For Task 1, it is requisite to establish a model to predict the medal counts for each country in the Los Angeles, USA summer Olympics in 2028, while also exploring the impact of specific events on a nation's total medal count. We propose an improved Random Forest Model that includes both training and test datasets, which reflects a country's medal count based on the performance of its athletes. We calculated the correlation coefficients to identify several features highly correlated with medal counts. Additionally, we account for changes in the athletes' composition by classifying them as Continuing Athletes and New Athletes, which facilitates a more accurate reflection of individual medal performance, thereby making the features fed into the Random Forest Model more precise. We finally use a table to provide visual representation of the 2028 medal table, and the list of countries with their first-time medalists is presented. Furthermore, we identify several key events where countries have a significant advantage, and calculate their impact in that table.

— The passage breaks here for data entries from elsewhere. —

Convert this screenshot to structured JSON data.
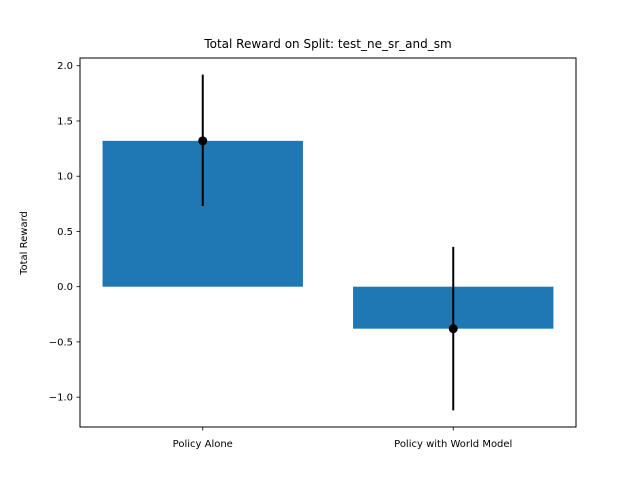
{
  "chart_data": {
    "type": "bar",
    "title": "Total Reward on Split: test_ne_sr_and_sm",
    "xlabel": "",
    "ylabel": "Total Reward",
    "categories": [
      "Policy Alone",
      "Policy with World Model"
    ],
    "values": [
      1.32,
      -0.38
    ],
    "error_low": [
      0.73,
      -1.12
    ],
    "error_high": [
      1.92,
      0.36
    ],
    "ylim": [
      -1.27,
      2.07
    ],
    "yticks": [
      -1.0,
      -0.5,
      0.0,
      0.5,
      1.0,
      1.5,
      2.0
    ],
    "ytick_labels": [
      "−1.0",
      "−0.5",
      "0.0",
      "0.5",
      "1.0",
      "1.5",
      "2.0"
    ],
    "grid": false,
    "legend": "none",
    "colors": {
      "bar": "#1f77b4",
      "error": "#000000",
      "marker": "#000000"
    }
  }
}
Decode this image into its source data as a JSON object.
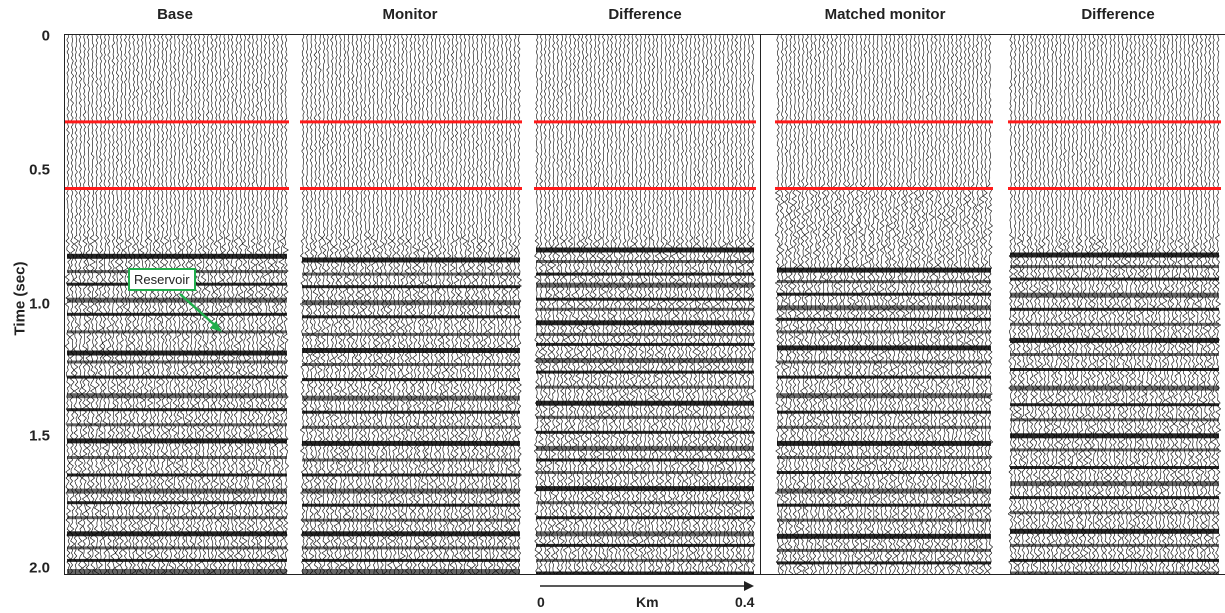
{
  "panels": [
    {
      "title": "Base"
    },
    {
      "title": "Monitor"
    },
    {
      "title": "Difference"
    },
    {
      "title": "Matched monitor"
    },
    {
      "title": "Difference"
    }
  ],
  "y_axis": {
    "label": "Time (sec)",
    "ticks": [
      "0",
      "0.5",
      "1.0",
      "1.5",
      "2.0"
    ]
  },
  "annotation": {
    "text": "Reservoir"
  },
  "scale_bar": {
    "start": "0",
    "unit": "Km",
    "end": "0.4"
  },
  "colors": {
    "horizon_lines": "#ff1a1a",
    "callout_border": "#1fae4b",
    "wiggles": "#000000"
  }
}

For Task 2, we need to explore the "great coach" effect on a country's medal count and determine whether certain countries should prioritize the development of specific sports. Owing to the free movement of coaches, a Difference-in-Differences (DID) model was constructed to explain the effect of great coaches, using the coaching careers of Lang Ping, Béla Károlyi, and Jon Urbanchek as key examples. The regression results indicate that the arrival of a great coach significantly increases the likelihood of a team winning between 0.5 to 1.5 additional medal tiers, while the departure of a great coach significantly reduces the team's chances of winning medals.
For Task 3, it requires us to find and explain the unique and insightful perspectives proposed by the model. Based on the results of the previous questions, a significant host-country effect was found, and we further explored it. We still used the Random Forest Model and filtered the data from 1960 onwards. The data were divided into two datasets for model training: one with $Host_{c,y} = 1$ and the other with $Host_{c,y}= 0$. We also put forward some effective perspectives, such as attaching importance to first-time participation and emphasizing the continuation of historical medals.
After that, in order to test our model, we compared our Random Forest Model with the traditional Ordered Logistic Regression Model with the same dataset. The outcomes indicate that our model exhibits a high level of robustness.